MI cable is a specialized type of cable used in high temperatures or harsh environmental conditions because it has low flammability, even when operating at high temperatures. It resists oxidation and enables precise measurement.

Mineral insulated cable consists of copper wires inside a copper, stainless steel, or Inconel sheath, insulated by packed minerals such as magnesium oxide (MgO). Magnesium oxide makes an excellent electrical insulation material because it resists oxidation and ionizing radiation, and it is both chemically and physically stable at high temperatures. After the cable has been packed with MgO insulation, it may be rolled under pressure to achieve the desired diameter. The outer sheath protects the internal thermocouple wire from heat, chemical or other environmental damage. The metal sheath may be covered with an additional colored plastic sheath to add in identification and to add an additional layer of protection from corrosion.

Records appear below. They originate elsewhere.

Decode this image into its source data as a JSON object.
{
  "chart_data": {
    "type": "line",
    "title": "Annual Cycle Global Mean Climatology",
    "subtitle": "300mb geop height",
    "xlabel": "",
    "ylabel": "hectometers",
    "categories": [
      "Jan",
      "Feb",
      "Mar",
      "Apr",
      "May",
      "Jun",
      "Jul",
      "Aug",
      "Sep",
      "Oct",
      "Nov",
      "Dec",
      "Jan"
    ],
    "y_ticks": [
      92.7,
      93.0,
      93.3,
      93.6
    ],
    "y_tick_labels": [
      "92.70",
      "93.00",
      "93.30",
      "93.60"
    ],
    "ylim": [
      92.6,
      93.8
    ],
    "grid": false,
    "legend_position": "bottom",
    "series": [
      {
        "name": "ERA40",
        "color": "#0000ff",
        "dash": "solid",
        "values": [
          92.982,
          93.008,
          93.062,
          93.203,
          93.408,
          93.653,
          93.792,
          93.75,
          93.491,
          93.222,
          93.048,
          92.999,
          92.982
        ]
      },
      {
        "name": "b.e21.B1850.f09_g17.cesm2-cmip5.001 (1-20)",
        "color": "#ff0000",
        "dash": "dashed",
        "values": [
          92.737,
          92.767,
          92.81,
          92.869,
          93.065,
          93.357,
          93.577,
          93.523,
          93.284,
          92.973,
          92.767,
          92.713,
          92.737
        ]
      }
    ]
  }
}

An MI cable may contain any number of wires, but the most common configurations include 1, 2 or 3 pairs of conductors. Specialized MI cables may include additional thermocouples in customized configurations. MI cable is available in a variety of diameters and lengths, depending on the specific requirements. Many MI cables are calibrated using sensitive, fast and highly accurate dry block probe calibrators.

RTD and thermocouple sensors manufactured from MI cable are used extensively in heat treating metals, solid waste incinerators, sintering powdered metals, firing ceramic materials, gas or oil fired furnaces, fuel fired heat exchangers, box furnaces and nuclear or hydrocarbon based energy plants.